Zoya estaba sentada atrás con Natalya Mikoyan; Arkady delante con Mikhail Mikoyan, su más viejo amigo. Juntos habían pasado por el Komsomol, el Ejército, la Universidad de Moscú y la Facultad de Leyes. Habían compartido las mismas ambiciones, las mismas parrandas, los mismos poetas, incluso algunas de las mismas chicas. Delgado y con cara de niño bajo los espesos rizos negros, Misha pasó directamente de la Facultad de Leyes al Colegio de Abogados de la ciudad de Moscú. Oficialmente, los abogados defensores no percibían un salario superior al de los abogados: unos doscientos rublos al mes. Extraoficialmente, los clientes pagaban el doble o más, razón por la cual Misha podía permitirse trajes nuevos, un anillo con un rubí en el dedo meñique, pieles para Natasha, una casa en el campo y un Zhiguli de dos puertas para dejarlos en la puerta. Natasha, morena y tan delicada que podía usar ropas de niña, contribuía a cubrir el presupuesto familiar con su salario como redactora de la agencia de prensa Novosti. Abortaba cada año porque no podía usar la pildora, pero se la proporcionaba a sus amigas. En su trineo no había mucho equipaje. ¡Adelante!

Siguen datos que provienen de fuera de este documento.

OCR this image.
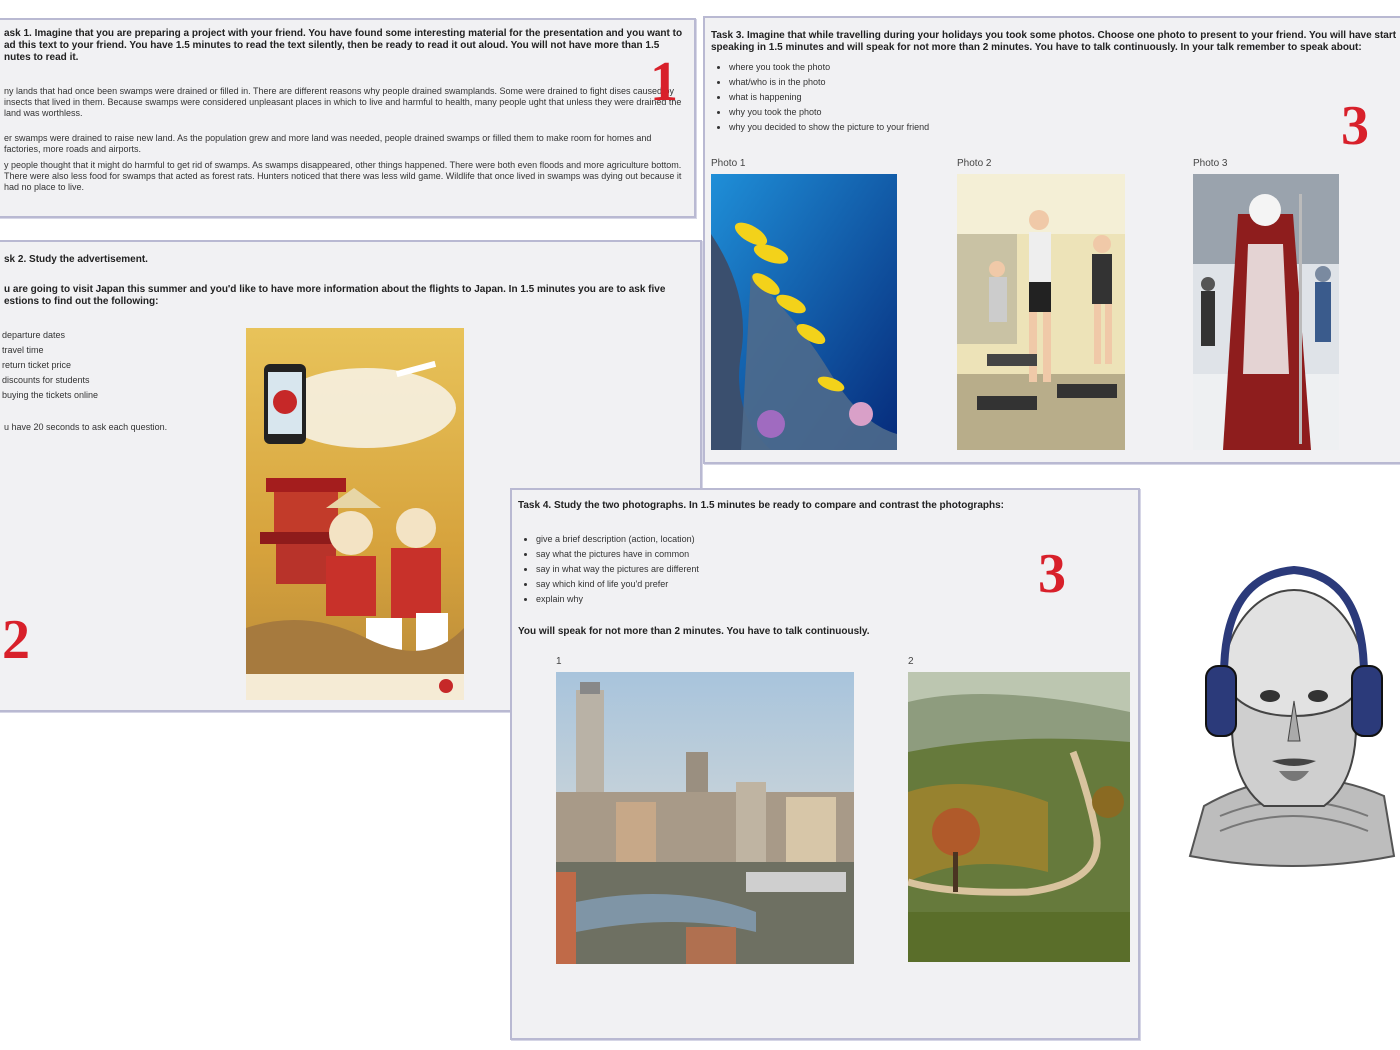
ask 1. Imagine that you are preparing a project with your friend. You have found some interesting material for the presentation and you want to ad this text to your friend. You have 1.5 minutes to read the text silently, then be ready to read it out aloud. You will not have more than 1.5 nutes to read it.
ny lands that had once been swamps were drained or filled in. There are different reasons why people drained swamplands. Some were drained to fight dises caused by insects that lived in them. Because swamps were considered unpleasant places in which to live and harmful to health, many people ught that unless they were drained the land was worthless.
er swamps were drained to raise new land. As the population grew and more land was needed, people drained swamps or filled them to make room for homes and factories, more roads and airports.
y people thought that it might do harmful to get rid of swamps. As swamps disappeared, other things happened. There were both even floods and more agriculture bottom. There were also less food for swamps that acted as forest rats. Hunters noticed that there was less wild game. Wildlife that once lived in swamps was dying out because it had no place to live.
1
sk 2. Study the advertisement.
u are going to visit Japan this summer and you'd like to have more information about the flights to Japan. In 1.5 minutes you are to ask five estions to find out the following:
departure dates
travel time
return ticket price
discounts for students
buying the tickets online
u have 20 seconds to ask each question.
2
Task 3. Imagine that while travelling during your holidays you took some photos. Choose one photo to present to your friend. You will have start speaking in 1.5 minutes and will speak for not more than 2 minutes. You have to talk continuously. In your talk remember to speak about:
• where you took the photo
• what/who is in the photo
• what is happening
• why you took the photo
• why you decided to show the picture to your friend	3
Photo 1	Photo 2	Photo 3
Task 4. Study the two photographs. In 1.5 minutes be ready to compare and contrast the photographs:
• give a brief description (action, location)
• say what the pictures have in common
• say in what way the pictures are different
• say which kind of life you'd prefer
• explain why
You will speak for not more than 2 minutes. You have to talk continuously.
3
1	2
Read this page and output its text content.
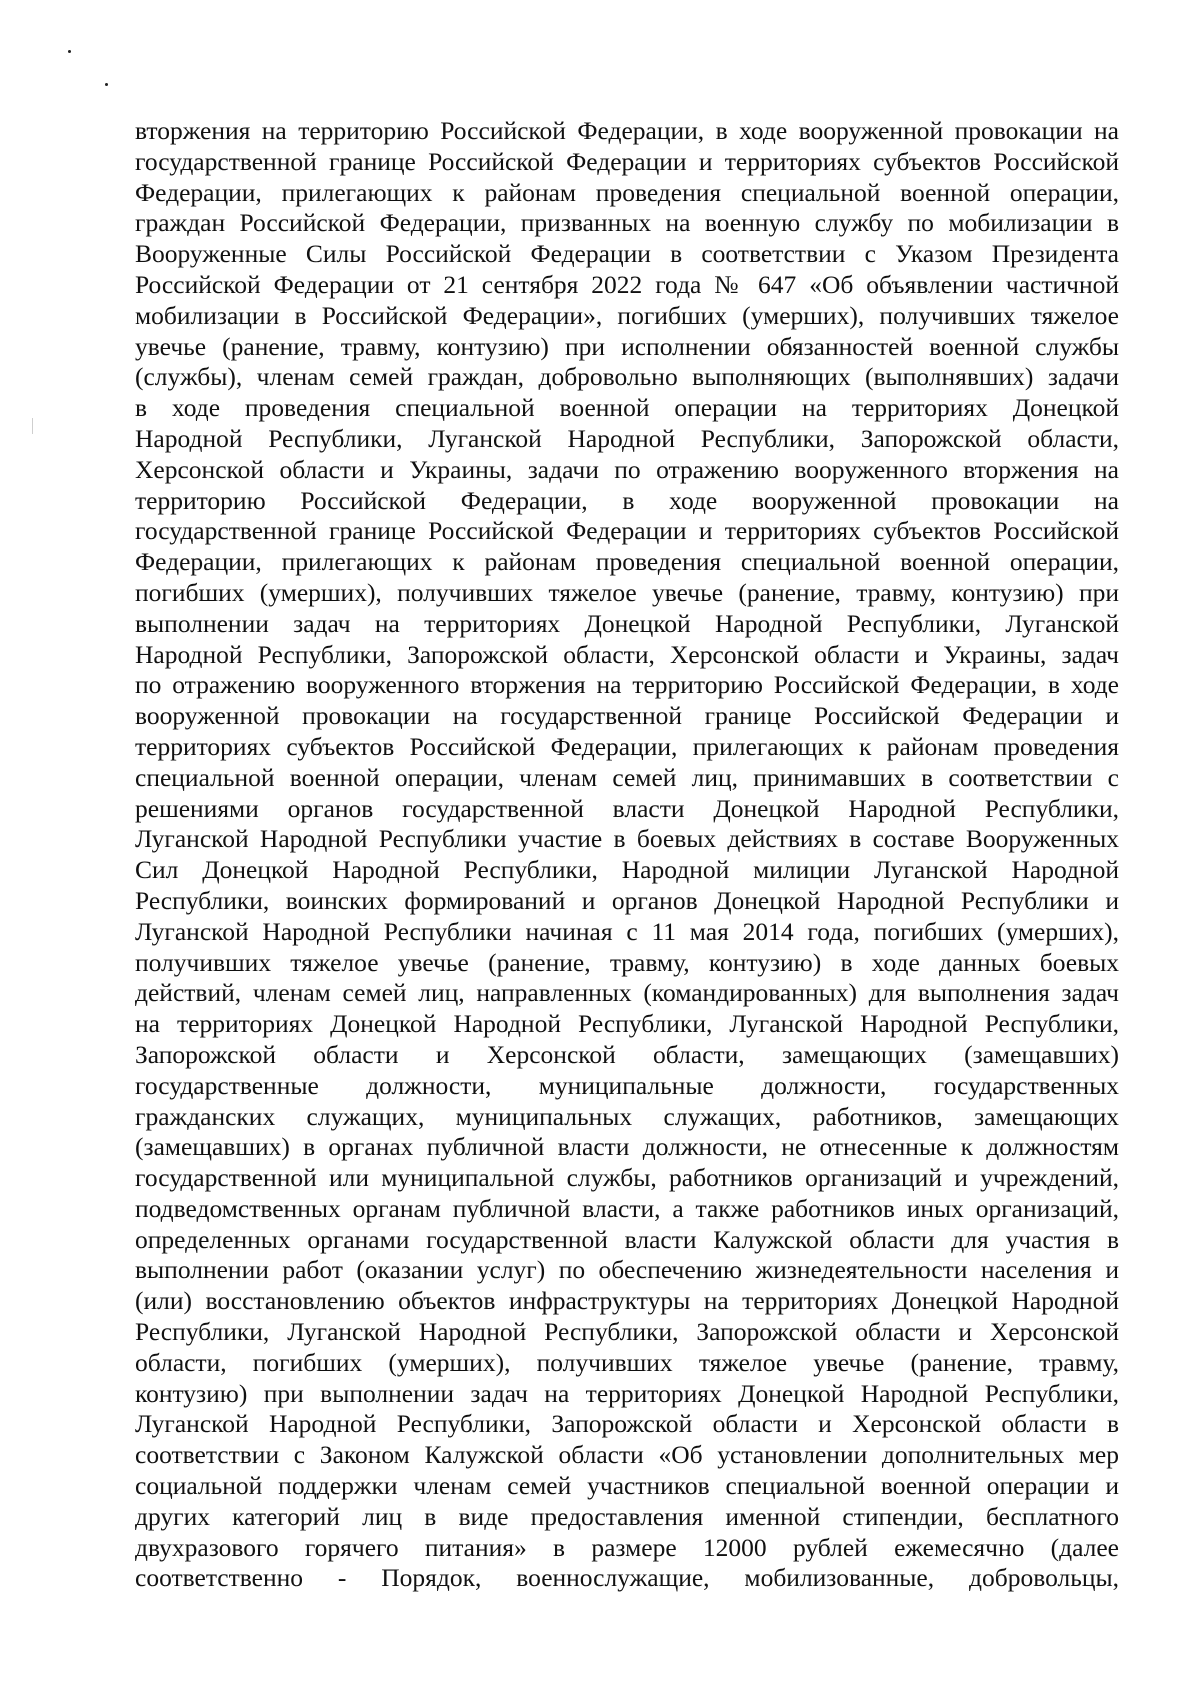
вторжения на территорию Российской Федерации, в ходе вооруженной провокации на
государственной границе Российской Федерации и территориях субъектов Российской
Федерации, прилегающих к районам проведения специальной военной операции,
граждан Российской Федерации, призванных на военную службу по мобилизации в
Вооруженные Силы Российской Федерации в соответствии с Указом Президента
Российской Федерации от 21 сентября 2022 года № 647 «Об объявлении частичной
мобилизации в Российской Федерации», погибших (умерших), получивших тяжелое
увечье (ранение, травму, контузию) при исполнении обязанностей военной службы
(службы), членам семей граждан, добровольно выполняющих (выполнявших) задачи
в ходе проведения специальной военной операции на территориях Донецкой
Народной Республики, Луганской Народной Республики, Запорожской области,
Херсонской области и Украины, задачи по отражению вооруженного вторжения на
территорию Российской Федерации, в ходе вооруженной провокации на
государственной границе Российской Федерации и территориях субъектов Российской
Федерации, прилегающих к районам проведения специальной военной операции,
погибших (умерших), получивших тяжелое увечье (ранение, травму, контузию) при
выполнении задач на территориях Донецкой Народной Республики, Луганской
Народной Республики, Запорожской области, Херсонской области и Украины, задач
по отражению вооруженного вторжения на территорию Российской Федерации, в ходе
вооруженной провокации на государственной границе Российской Федерации и
территориях субъектов Российской Федерации, прилегающих к районам проведения
специальной военной операции, членам семей лиц, принимавших в соответствии с
решениями органов государственной власти Донецкой Народной Республики,
Луганской Народной Республики участие в боевых действиях в составе Вооруженных
Сил Донецкой Народной Республики, Народной милиции Луганской Народной
Республики, воинских формирований и органов Донецкой Народной Республики и
Луганской Народной Республики начиная с 11 мая 2014 года, погибших (умерших),
получивших тяжелое увечье (ранение, травму, контузию) в ходе данных боевых
действий, членам семей лиц, направленных (командированных) для выполнения задач
на территориях Донецкой Народной Республики, Луганской Народной Республики,
Запорожской области и Херсонской области, замещающих (замещавших)
государственные должности, муниципальные должности, государственных
гражданских служащих, муниципальных служащих, работников, замещающих
(замещавших) в органах публичной власти должности, не отнесенные к должностям
государственной или муниципальной службы, работников организаций и учреждений,
подведомственных органам публичной власти, а также работников иных организаций,
определенных органами государственной власти Калужской области для участия в
выполнении работ (оказании услуг) по обеспечению жизнедеятельности населения и
(или) восстановлению объектов инфраструктуры на территориях Донецкой Народной
Республики, Луганской Народной Республики, Запорожской области и Херсонской
области, погибших (умерших), получивших тяжелое увечье (ранение, травму,
контузию) при выполнении задач на территориях Донецкой Народной Республики,
Луганской Народной Республики, Запорожской области и Херсонской области в
соответствии с Законом Калужской области «Об установлении дополнительных мер
социальной поддержки членам семей участников специальной военной операции и
других категорий лиц в виде предоставления именной стипендии, бесплатного
двухразового горячего питания» в размере 12000 рублей ежемесячно (далее
соответственно - Порядок, военнослужащие, мобилизованные, добровольцы,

La dacha estaba treinta kilómetros al este de Moscú. Como de costumbre, Misha había invitado a unos ocho amigos a compartir su casa. Cuando llegó el grupo de invitados, golpeando con los pies el suelo para quitarse la nieve de las botas, los brazos llenos de pan, tarros de arenque y botellas de licor, lo recibió una joven pareja que enceraba esquíes y un hombre obeso vestido con un jersey ceñido, que intentaba encender el fuego de la chimenea. Llegaron más huéspedes: un director de películas educativas y su amante; un bailarín de ballet arrastrado por su esposa. Los esquís caían todo el tiempo del sofá. Los hombres en una habitación; las mujeres en otra. Los recién llegados se cambiaron de ropa, poniéndose el equipo para andar al aire libre.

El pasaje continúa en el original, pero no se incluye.